If There Are Too Many Sportswriters on Earth, Where Are They Supposed to Go?

By Jordan Teicher August 11th, 2014

“Old media, new media. It happens. Somebody pushes a button, and then there’s an earth-shattering kaboom.”

ESPN anchor and moral arbiter Keith Olbermann spoke those words last week as he declared USA Today Sports Mediagroup and Major League Baseball Advanced Media the world’s worst persons in sports. That kaboom was the news that Sports on Earth had been forced to cut 95 percent of its staff. The once-hopeful home of smart sports journalism was flattened two years after it launched. Many talented staff writers and freelancers lost their jobs, and apparently, they all found out on Twitter.

Some might take the news as another reminder that journalism is in trouble. But I’m not sure that’s true. BuzzFeed just received $50 million from Andreessen Horowitz. 21st Century Fox invested $70 million in Vice last year. Journalism as a whole can point to enough wins to balance out the losses. But sports journalism in particular seems to suffer more crushing blows than the New York Mets. (I’m a fan of both, unfortunately.)

As someone who earned a significant chunk of my income writing freelance sports articles last year, it hurts. I never contributed to Sports on Earth, but now there is one fewer quality publication offering to pay for sportswriting. Awful Announcing asked if the demise of Sports on Earth was “another nail in the coffin” for quality sportswriting. I’m not willing to bring down the hammer just yet.

For those keeping score, the list of established, healthy sports publications includes: Grantland,, Yahoo Sports, and Deadspin. The first two have ESPN as a sugar daddy. Yahoo Sports gets by with an impressive roster of journalists who have a lot of credibility in their respective fields. Deadspin became a success story by elbowing its way into relevancy as a sports gossip site.
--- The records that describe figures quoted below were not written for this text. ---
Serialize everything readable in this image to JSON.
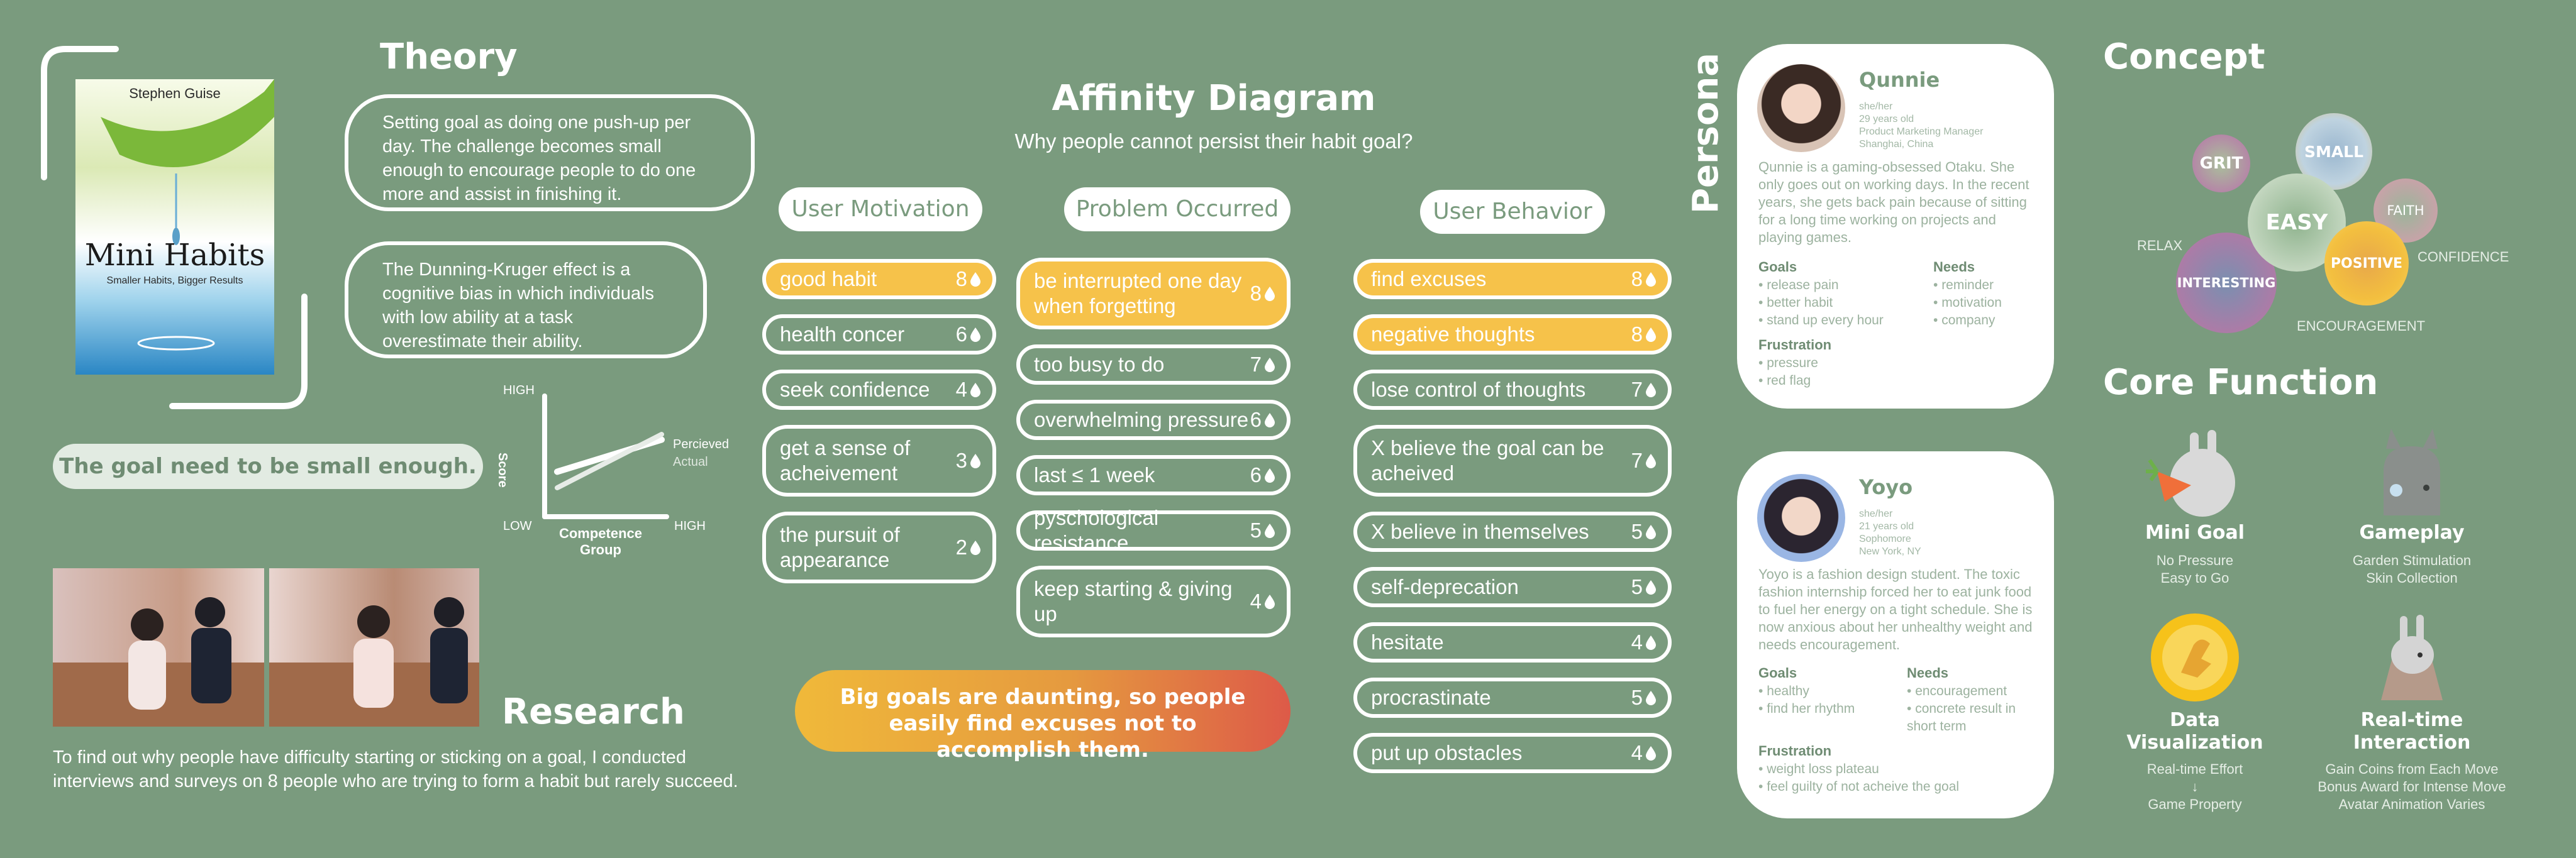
{
  "theory": {
    "title": "Theory",
    "book": {
      "author": "Stephen Guise",
      "title": "Mini Habits",
      "subtitle": "Smaller Habits, Bigger Results"
    },
    "bubble1": "Setting goal as doing one push-up per day. The challenge becomes small enough to encourage people to do one more and assist in finishing it.",
    "bubble2": "The Dunning-Kruger effect is a cognitive bias in which individuals with low ability at a task overestimate their ability.",
    "conclusion": "The goal need to be small enough."
  },
  "dk_chart": {
    "type": "line",
    "ylabel": "Score",
    "xlabel": "Competence Group",
    "x_tick_low": "LOW",
    "x_tick_high": "HIGH",
    "y_tick_high": "HIGH",
    "series": [
      {
        "name": "Percieved",
        "x": [
          0,
          1
        ],
        "y": [
          0.35,
          0.65
        ],
        "color": "#ffffff"
      },
      {
        "name": "Actual",
        "x": [
          0,
          1
        ],
        "y": [
          0.2,
          0.7
        ],
        "color": "#e7ece7"
      }
    ]
  },
  "research": {
    "title": "Research",
    "text": "To find out why people have difficulty starting or sticking on a goal, I conducted interviews and surveys on 8 people who are trying to form a habit but rarely succeed."
  },
  "affinity": {
    "title": "Affinity Diagram",
    "question": "Why people cannot persist their habit goal?",
    "columns": [
      {
        "header": "User Motivation",
        "items": [
          {
            "label": "good habit",
            "count": "8",
            "highlight": true
          },
          {
            "label": "health concer",
            "count": "6",
            "highlight": false
          },
          {
            "label": "seek confidence",
            "count": "4",
            "highlight": false
          },
          {
            "label": "get a sense of acheivement",
            "count": "3",
            "highlight": false
          },
          {
            "label": "the pursuit of appearance",
            "count": "2",
            "highlight": false
          }
        ]
      },
      {
        "header": "Problem Occurred",
        "items": [
          {
            "label": "be interrupted one day when forgetting",
            "count": "8",
            "highlight": true
          },
          {
            "label": "too busy to do",
            "count": "7",
            "highlight": false
          },
          {
            "label": "overwhelming pressure",
            "count": "6",
            "highlight": false
          },
          {
            "label": "last ≤ 1 week",
            "count": "6",
            "highlight": false
          },
          {
            "label": "pyschological resistance",
            "count": "5",
            "highlight": false
          },
          {
            "label": "keep starting & giving up",
            "count": "4",
            "highlight": false
          }
        ]
      },
      {
        "header": "User Behavior",
        "items": [
          {
            "label": "find excuses",
            "count": "8",
            "highlight": true
          },
          {
            "label": "negative thoughts",
            "count": "8",
            "highlight": true
          },
          {
            "label": "lose control of thoughts",
            "count": "7",
            "highlight": false
          },
          {
            "label": "X believe the goal can be acheived",
            "count": "7",
            "highlight": false
          },
          {
            "label": "X believe in themselves",
            "count": "5",
            "highlight": false
          },
          {
            "label": "self-deprecation",
            "count": "5",
            "highlight": false
          },
          {
            "label": "hesitate",
            "count": "4",
            "highlight": false
          },
          {
            "label": "procrastinate",
            "count": "5",
            "highlight": false
          },
          {
            "label": "put up obstacles",
            "count": "4",
            "highlight": false
          }
        ]
      }
    ],
    "conclusion": "Big goals are daunting, so people easily find excuses not to accomplish them."
  },
  "persona": {
    "title": "Persona",
    "people": [
      {
        "name": "Qunnie",
        "pronoun": "she/her",
        "age": "29 years old",
        "job": "Product Marketing Manager",
        "location": "Shanghai, China",
        "desc": "Qunnie is a gaming-obsessed Otaku. She only goes out on working days. In the recent years, she gets back pain because of sitting for a long time working on projects and playing games.",
        "goals_label": "Goals",
        "goals": [
          "release pain",
          "better habit",
          "stand up every hour"
        ],
        "needs_label": "Needs",
        "needs": [
          "reminder",
          "motivation",
          "company"
        ],
        "frustration_label": "Frustration",
        "frustrations": [
          "pressure",
          "red flag"
        ]
      },
      {
        "name": "Yoyo",
        "pronoun": "she/her",
        "age": "21 years old",
        "job": "Sophomore",
        "location": "New York, NY",
        "desc": "Yoyo is a fashion design student. The toxic fashion internship forced her to eat junk food to fuel her energy on a tight schedule. She is now anxious about her unhealthy weight and needs encouragement.",
        "goals_label": "Goals",
        "goals": [
          "healthy",
          "find her rhythm"
        ],
        "needs_label": "Needs",
        "needs": [
          "encouragement",
          "concrete result in short term"
        ],
        "frustration_label": "Frustration",
        "frustrations": [
          "weight loss plateau",
          "feel guilty of not acheive the goal"
        ]
      }
    ]
  },
  "concept": {
    "title": "Concept",
    "bubbles": {
      "grit": "GRIT",
      "small": "SMALL",
      "easy": "EASY",
      "faith": "FAITH",
      "positive": "POSITIVE",
      "interesting": "INTERESTING"
    },
    "labels": {
      "relax": "RELAX",
      "confidence": "CONFIDENCE",
      "encouragement": "ENCOURAGEMENT"
    }
  },
  "core": {
    "title": "Core Function",
    "items": [
      {
        "title": "Mini Goal",
        "lines": [
          "No Pressure",
          "Easy to Go"
        ]
      },
      {
        "title": "Gameplay",
        "lines": [
          "Garden Stimulation",
          "Skin Collection"
        ]
      },
      {
        "title": "Data Visualization",
        "lines": [
          "Real-time Effort",
          "↓",
          "Game Property"
        ]
      },
      {
        "title": "Real-time Interaction",
        "lines": [
          "Gain Coins from Each Move",
          "Bonus Award for Intense Move",
          "Avatar Animation Varies"
        ]
      }
    ]
  },
  "colors": {
    "background": "#7a9b7e",
    "accent_yellow": "#f6c24a",
    "gradient_end": "#e0584a",
    "white": "#ffffff"
  }
}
Bleacher Report and SB Nation belong in their own group of financially-viable outlets that mistreat and underpay most of their contributors. Bleacher Report may be successful with Turner as its sugar daddy, but its business model relies on garbage tactics, meaningless pageview incentives, and generates revenue from clickbait articles with titles like “7 Pictures That Prove Chris Bosh is Really a Camelopard.” Similarly, SB Nation runs on the fuel from hundreds of smaller blogs and a reputation for not compensating most writers.

Six successful mainstream outlets, that’s really it. And two of them got on the list by gaming the system. Still, each site has a shtick that makes it unique. Even, which is just an extension of a cable network, is unique in the way it acts as a batting cage for television personalities who want to supplement their talking points with the written word. Sports on Earth never really had a shtick. It was a sports site full of good writers who prioritized being smart over showing off. That’s a respectable direction, but one that made it tough to stand out. There were many smart voices saying smart things, but there was never really a cohesive voice.

However, it is possible to be smart and show off. We just need to wait for the next round of innovators to figure out how to marry the two. FiveThirtyEight—also backed by ESPN—has built an audience by taking on sports, news, and pop culture with a data-driven analytical approach. If there are already enough outlets reporting from the inside of sports, maybe we look outside. What about a mainstream publication that only focuses on the economics of sports? Or retired players? Or minor leagues? Or a site that only wants to cover the ineptitude of sports bureaucracy? Surely, there’s more than enough content for that.

So now that the kaboom is over, and the former employees of Sports on Earth are looking for work, there’s a chance for upheaval. You need time, money, talent, and luck to get a new publication off the ground, but it’s possible. Especially with the talent that’s now available.

And it’s possible for writers to say something new about sports; they just can’t try to say everything.